March 23 – June 18, 2024
Parallel Worlds
A solo art show featuring maria-lucilia gorre, presented by Fleetwood SF
DECEMBER 7 – JANUARY 26, 2024
Deck the Walls
A Benefit Art Show for the Understudy Program, co-curated by 540 Rogues, Fleetwood SF, and The Drawing Room
SEPTEMBER 16 – OCTOBER 22, 2023
The Avenues
Presented by The Drawing Room
The Drawing Room invited Bay area artists who live and/or work in San Francisco’s vibrant Richmond District, OR whose work is centered on the Richmond, to submit works for a fall 2023 exhibition, THE AVENUES.
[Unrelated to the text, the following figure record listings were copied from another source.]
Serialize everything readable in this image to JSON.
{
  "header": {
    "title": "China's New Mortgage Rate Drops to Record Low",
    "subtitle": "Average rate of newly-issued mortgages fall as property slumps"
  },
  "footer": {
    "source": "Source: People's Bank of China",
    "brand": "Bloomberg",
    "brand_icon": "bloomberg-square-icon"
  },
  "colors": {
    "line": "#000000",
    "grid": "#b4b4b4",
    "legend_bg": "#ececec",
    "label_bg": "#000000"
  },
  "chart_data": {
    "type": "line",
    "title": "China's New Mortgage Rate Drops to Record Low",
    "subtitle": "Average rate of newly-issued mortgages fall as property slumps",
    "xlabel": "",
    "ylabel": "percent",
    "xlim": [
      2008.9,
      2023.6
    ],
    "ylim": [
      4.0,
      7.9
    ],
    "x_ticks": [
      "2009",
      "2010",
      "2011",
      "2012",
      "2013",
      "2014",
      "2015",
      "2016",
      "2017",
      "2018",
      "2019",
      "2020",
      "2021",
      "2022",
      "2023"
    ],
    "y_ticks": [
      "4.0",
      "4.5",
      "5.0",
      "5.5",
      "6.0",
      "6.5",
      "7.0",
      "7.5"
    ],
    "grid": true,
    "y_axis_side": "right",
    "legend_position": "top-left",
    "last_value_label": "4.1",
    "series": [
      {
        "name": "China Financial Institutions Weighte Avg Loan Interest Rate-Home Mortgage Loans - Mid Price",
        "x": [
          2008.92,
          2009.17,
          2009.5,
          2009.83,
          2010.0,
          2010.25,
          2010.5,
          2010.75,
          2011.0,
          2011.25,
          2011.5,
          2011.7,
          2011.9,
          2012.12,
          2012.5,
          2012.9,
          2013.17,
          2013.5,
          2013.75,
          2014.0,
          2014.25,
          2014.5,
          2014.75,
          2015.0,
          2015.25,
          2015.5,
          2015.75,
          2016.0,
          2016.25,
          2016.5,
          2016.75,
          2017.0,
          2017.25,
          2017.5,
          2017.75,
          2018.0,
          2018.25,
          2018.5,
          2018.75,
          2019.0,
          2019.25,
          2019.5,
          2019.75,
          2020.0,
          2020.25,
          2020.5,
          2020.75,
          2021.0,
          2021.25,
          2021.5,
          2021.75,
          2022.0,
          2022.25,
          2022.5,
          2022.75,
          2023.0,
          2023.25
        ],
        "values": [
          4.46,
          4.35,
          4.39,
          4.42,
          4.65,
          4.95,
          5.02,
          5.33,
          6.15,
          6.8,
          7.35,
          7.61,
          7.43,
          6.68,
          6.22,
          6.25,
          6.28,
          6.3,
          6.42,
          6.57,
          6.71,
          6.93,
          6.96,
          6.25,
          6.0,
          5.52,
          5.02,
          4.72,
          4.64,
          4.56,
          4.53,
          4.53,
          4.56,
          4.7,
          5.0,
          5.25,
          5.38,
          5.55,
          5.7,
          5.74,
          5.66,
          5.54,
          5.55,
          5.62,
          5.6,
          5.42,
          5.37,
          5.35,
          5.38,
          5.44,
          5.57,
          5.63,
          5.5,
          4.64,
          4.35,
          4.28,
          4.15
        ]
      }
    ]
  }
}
As an artist who has lived and worked in the Inner Richmond for over 8 years, I have experienced firsthand the web of interconnectedness that makes this place distinct. Despite the hardships of the past few years, there is a strong bond between the people who live and work here. It seems quieter and sturdier compared to other neighborhoods in the city, with an optimism and diversity that glows beneath the surface. This image was created using natural fibers and thread, symbolizing the intangible strings that connect us all.
May 20 – july 15, 2023
Formations
Nancy Cook fellowship I, 2022-2023
Slide Space 123, Mills College at Northeastern University
Kellen Bank, Laura Deangelis, Maria-Lucilia Gorre, Isabela Reyes-Klein
As she completed her MFA, artist Maria-Lucilia Gorre was wrestling with change both personal and cultural. Seeking to find templates for impermanence and cyclical change—seasonal, yearly, and at geological time scales—Gorre spent time in the desert landscapes of two Western National Parks, Joshua Tree in Southern California, and Saguaro National Park in Pima County, Arizona. Saguaro is famously home to the petroglyphs of the Hohokam people who predate written history. Both representational and abstract, the ancient etched drawings they left behind on the desert varnish include spiral forms that Gorre uses as an emblem of cyclical change and non-linear time, both of which can inform and provide perspective in our present day.
The artist invites viewers to walk with her through the macro- and micro- landscapes and patterns of the desert, an ecosystem that invites close looking, and one in which extravagantly intricate structures and small dramas of decay and renewal can too easily be overlooked. Her images—accompanied by a soundscape and the artist’s written impressions of her walks—were created as risographs that will begin to fade over the duration of the exhibition, transformed by ambient UV light in the gallery.
Written by Deirdre Visser
Photographs by Michael Halberstadt
April 30 – May 29, 2022
NINE: Through the Void
2022 MILLS College MFA exhibition
Mills College Art Museum, Mills College at Northeastern University
Shelley Carlisle, Mittie Cuetara, Shuriya Davis, Maria-Lucilia Gorre, Markus Kager, Hannah Pozen, Ambrose Prince, Kelsey Rae Thomas, Pat Woolf
For my thesis exhibition at Mills College, I wanted to capture the intimate, ephemeral moments that put us in connection with something bigger than ourselves. Combining line, light, color, and sound, I created works and experiences that reflected the sensory energy of change, growth, and transition. My process involved rituals that allowed for somatic listening: drawing with string, allowing gravity to determine the direction of my pen, living in-between impulse and intention, structure and chaos. Attempting to find harmony between nature and technology, I worked with both physical materials and digital tools as a way to reflect the duality and complexity of modern humanity.